Mathieu Morand: Insights from World Cancer Series on Healthcare Innovation and Access Misalignment
Private investment incentives in the healthcare sector are fundamentally misaligned with the requirements of public health systems, according to Mathieu Morand, Director of the C/Can Accelerator Hub at the City Cancer Challenge. During the World Cancer Series, industry participants acknowledged that current venture capital metrics prioritize premium markets and affluent populations over addressing systemic access gaps.
The venture capital and private equity industry in healthcare typically operates on an eight-year return on investment (ROI) cycle, which critics argue is insufficient to prioritize long-term public health access goals.

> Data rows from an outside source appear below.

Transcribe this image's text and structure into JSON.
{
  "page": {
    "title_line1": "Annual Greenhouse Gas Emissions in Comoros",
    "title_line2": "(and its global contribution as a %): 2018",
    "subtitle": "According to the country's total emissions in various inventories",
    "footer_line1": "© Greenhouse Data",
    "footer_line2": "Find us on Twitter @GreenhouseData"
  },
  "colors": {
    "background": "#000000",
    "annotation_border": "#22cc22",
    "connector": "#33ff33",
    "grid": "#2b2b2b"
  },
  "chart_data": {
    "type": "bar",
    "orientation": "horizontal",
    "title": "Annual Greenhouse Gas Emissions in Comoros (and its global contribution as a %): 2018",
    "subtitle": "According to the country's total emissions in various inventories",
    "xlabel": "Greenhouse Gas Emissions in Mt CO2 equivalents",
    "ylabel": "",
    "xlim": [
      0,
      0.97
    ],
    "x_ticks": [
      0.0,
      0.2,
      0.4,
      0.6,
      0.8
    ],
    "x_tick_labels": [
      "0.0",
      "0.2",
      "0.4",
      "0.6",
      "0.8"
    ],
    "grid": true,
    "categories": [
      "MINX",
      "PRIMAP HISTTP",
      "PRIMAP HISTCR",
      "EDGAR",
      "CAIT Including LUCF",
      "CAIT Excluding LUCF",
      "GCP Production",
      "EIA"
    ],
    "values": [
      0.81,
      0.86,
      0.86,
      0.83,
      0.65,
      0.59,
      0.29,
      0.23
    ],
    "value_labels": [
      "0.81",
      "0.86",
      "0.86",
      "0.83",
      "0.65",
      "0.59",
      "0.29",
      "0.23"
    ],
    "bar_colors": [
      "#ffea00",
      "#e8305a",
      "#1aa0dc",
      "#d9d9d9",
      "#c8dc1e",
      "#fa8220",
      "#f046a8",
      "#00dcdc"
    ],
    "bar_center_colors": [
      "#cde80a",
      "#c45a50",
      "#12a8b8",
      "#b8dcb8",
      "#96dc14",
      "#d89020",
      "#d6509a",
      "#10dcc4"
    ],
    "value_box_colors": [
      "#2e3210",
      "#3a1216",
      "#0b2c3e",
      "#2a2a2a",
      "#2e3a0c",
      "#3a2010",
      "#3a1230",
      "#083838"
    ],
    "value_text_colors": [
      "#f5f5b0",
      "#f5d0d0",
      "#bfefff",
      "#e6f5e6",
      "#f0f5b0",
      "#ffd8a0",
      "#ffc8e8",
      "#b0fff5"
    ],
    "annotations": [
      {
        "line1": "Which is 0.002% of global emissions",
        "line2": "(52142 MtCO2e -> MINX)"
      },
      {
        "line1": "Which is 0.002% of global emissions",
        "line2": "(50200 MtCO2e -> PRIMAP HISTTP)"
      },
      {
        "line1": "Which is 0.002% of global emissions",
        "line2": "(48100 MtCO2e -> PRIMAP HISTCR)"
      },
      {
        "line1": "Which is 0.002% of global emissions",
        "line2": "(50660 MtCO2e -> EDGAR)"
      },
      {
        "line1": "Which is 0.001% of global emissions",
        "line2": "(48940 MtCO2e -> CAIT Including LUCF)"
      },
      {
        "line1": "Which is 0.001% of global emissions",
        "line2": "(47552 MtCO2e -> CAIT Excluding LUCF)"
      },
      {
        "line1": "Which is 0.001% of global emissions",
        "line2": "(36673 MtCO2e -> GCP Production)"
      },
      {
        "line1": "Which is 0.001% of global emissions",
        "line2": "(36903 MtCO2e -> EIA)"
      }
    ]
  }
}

Why Current Investment Models Fail Health Systems
The primary disconnect between private capital and public health lies in the focus on profitability within short timeframes. According to Morand, who previously worked in venture capital, investment deals are often financially sound but fail to address the actual needs of health systems. Because the industry relies on returns from premium markets, innovation in medical technology remains largely accessible only to those who can afford it.
The misalignment described suggests a structural barrier where the speed of innovation outpaces the ability of public systems to adopt it. If financial models do not evolve to value equitable distribution, the gap between cutting-edge medical availability and patient access is likely to widen.
What May Happen Next
The future of sustainable access to medical innovation remains uncertain, as stakeholders consider who should take responsibility for bridging the gap. Potential shifts could involve regulators, entrepreneurs, or international agencies taking a more active role in directing investment. It is possible that future strategies will attempt to embed access requirements directly into the development phase of new technologies to ensure they reach broader populations.

Frequently Asked Questions
What is the main critique of current healthcare venture capital?
The primary critique is that investment incentives are misaligned with public health needs, focusing on premium markets and affluent populations rather than solving access gaps.
Why is the current ROI model problematic for healthcare?
The venture capital industry generally requires a return on investment within eight years, which does not provide enough time to focus on sustainable or equitable access to medical innovation.
Who might be responsible for improving access to innovation?
Questions remain regarding whether the responsibility lies with regulators, entrepreneurs, international agencies, or the entities that buy out innovative businesses.
How can private investment structures be reconfigured to prioritize long-term public health outcomes over short-term financial returns?